# Tutorial 1e: Connecting neurons¶

In the previous parts of this tutorial, the neurons are still all unconnected. We add in connections here. The model we use is that when neuron i is connected to neuron j and neuron i fires a spike, then the membrane potential of neuron j is instantaneously increased by a value `psp`. We start as before:

```from brian import *

tau = 20 * msecond        # membrane time constant
Vt = -50 * mvolt          # spike threshold
Vr = -60 * mvolt          # reset value
El = -49 * mvolt          # resting potential (same as the reset)
```

Now we include a new parameter, the PSP size:

```psp = 0.5 * mvolt         # postsynaptic potential size
```

And continue as before:

```G = NeuronGroup(N=40, model='dV/dt = -(V-El)/tau : volt',
threshold=Vt, reset=Vr)
```

## Connections¶

We now proceed to connect these neurons. Firstly, we declare that there is a connection from neurons in `G` to neurons in `G`. For the moment, this is just something that is necessary to do, the reason for doing it this way will become clear in the next tutorial.

```C = Connection(G, G)
```

Now the interesting part, we make these neurons be randomly connected with probability 0.1 and weight `psp`. Each neuron i in `G` will be connected to each neuron j in `G` with probability 0.1. The weight of the connection is the amount that is added to the membrane potential of the target neuron when the source neuron fires a spike.

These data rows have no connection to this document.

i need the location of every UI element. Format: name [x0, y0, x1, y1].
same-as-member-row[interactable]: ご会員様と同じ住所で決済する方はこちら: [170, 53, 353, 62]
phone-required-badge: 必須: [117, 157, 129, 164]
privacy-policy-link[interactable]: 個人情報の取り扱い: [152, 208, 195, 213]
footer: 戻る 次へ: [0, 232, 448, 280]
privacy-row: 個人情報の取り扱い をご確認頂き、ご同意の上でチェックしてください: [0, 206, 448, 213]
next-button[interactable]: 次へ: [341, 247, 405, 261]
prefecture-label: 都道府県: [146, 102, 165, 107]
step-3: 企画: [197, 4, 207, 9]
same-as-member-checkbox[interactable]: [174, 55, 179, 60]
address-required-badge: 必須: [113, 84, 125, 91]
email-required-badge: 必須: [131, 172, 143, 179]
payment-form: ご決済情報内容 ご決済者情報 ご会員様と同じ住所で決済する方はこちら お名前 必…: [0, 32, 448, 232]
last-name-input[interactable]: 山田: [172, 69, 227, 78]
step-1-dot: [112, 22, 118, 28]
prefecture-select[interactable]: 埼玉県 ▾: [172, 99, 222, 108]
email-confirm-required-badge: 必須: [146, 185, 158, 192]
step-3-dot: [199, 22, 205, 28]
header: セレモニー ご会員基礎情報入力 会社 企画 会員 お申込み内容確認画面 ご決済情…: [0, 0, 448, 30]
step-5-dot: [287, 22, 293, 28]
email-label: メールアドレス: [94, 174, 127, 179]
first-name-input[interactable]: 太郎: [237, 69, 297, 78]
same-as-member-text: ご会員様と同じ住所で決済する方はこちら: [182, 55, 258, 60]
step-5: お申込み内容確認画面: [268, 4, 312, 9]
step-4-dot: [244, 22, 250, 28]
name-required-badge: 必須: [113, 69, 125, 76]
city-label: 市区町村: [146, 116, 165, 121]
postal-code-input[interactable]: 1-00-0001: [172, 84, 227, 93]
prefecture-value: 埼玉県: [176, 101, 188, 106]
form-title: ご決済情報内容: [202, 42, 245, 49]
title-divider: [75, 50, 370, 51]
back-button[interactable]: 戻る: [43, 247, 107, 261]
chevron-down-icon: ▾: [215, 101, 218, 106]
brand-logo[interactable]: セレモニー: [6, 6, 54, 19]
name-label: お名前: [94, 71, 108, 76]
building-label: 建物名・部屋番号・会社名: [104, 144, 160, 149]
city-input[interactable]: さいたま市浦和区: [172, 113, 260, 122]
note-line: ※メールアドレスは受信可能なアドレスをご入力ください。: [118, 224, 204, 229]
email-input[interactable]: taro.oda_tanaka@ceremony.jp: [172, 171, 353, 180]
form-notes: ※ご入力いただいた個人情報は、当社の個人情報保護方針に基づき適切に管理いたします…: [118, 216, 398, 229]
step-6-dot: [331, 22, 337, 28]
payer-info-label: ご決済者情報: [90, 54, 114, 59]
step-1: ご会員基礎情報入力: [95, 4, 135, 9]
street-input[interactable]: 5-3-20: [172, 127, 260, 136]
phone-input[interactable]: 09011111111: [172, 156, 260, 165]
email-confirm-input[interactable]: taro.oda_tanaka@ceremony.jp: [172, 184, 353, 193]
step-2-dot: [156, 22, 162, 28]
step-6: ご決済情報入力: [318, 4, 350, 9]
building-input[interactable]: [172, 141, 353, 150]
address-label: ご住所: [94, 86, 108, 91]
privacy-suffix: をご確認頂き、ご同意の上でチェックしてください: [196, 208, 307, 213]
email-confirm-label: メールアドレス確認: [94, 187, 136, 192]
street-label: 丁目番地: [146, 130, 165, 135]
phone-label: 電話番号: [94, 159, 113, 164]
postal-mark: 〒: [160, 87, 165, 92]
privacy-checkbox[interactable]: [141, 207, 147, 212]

```C.connect_random(sparseness=0.1, weight=psp)
```

These two previous lines could be done in one line:

```C = Connection(G,G,sparseness=0.1,weight=psp)
```

Now we continue as before:

```M = SpikeMonitor(G)

G.V = Vr + rand(40) * (Vt - Vr)

run(1 * second)

print M.nspikes
```

You can see that the number of spikes has jumped from around 800-850 to around 1000-1200. In the next part of the tutorial, we’ll look at a way to plot the output of the network.

## Exercise¶

Try varying the parameter `psp` and see what happens. How large can you make the number of spikes output by the network? Why?

## Solution¶

The logically maximum number of firings is 400,000 = 40 * 1000 / 0.1, the number of neurons in the network * the time it runs for / the integration step size (you cannot have more than one spike per step).

In fact, the number of firings is bounded above by 200,000. The reason for this is that the network updates in the following way:

1. Integration step
2. Find neurons above threshold
3. Propagate spikes
4. Reset neurons which spiked

You can see then that if neuron i has spiked at time t, then it will not spike at time t+dt, even if it receives spikes from another neuron. Those spikes it receives will be added at step 3 at time t, then reset to `Vr` at step 4 of time t, then the thresholding function at time t+dt is applied at step 2, before it has received any subsequent inputs. So the most a neuron can spike is every other time step.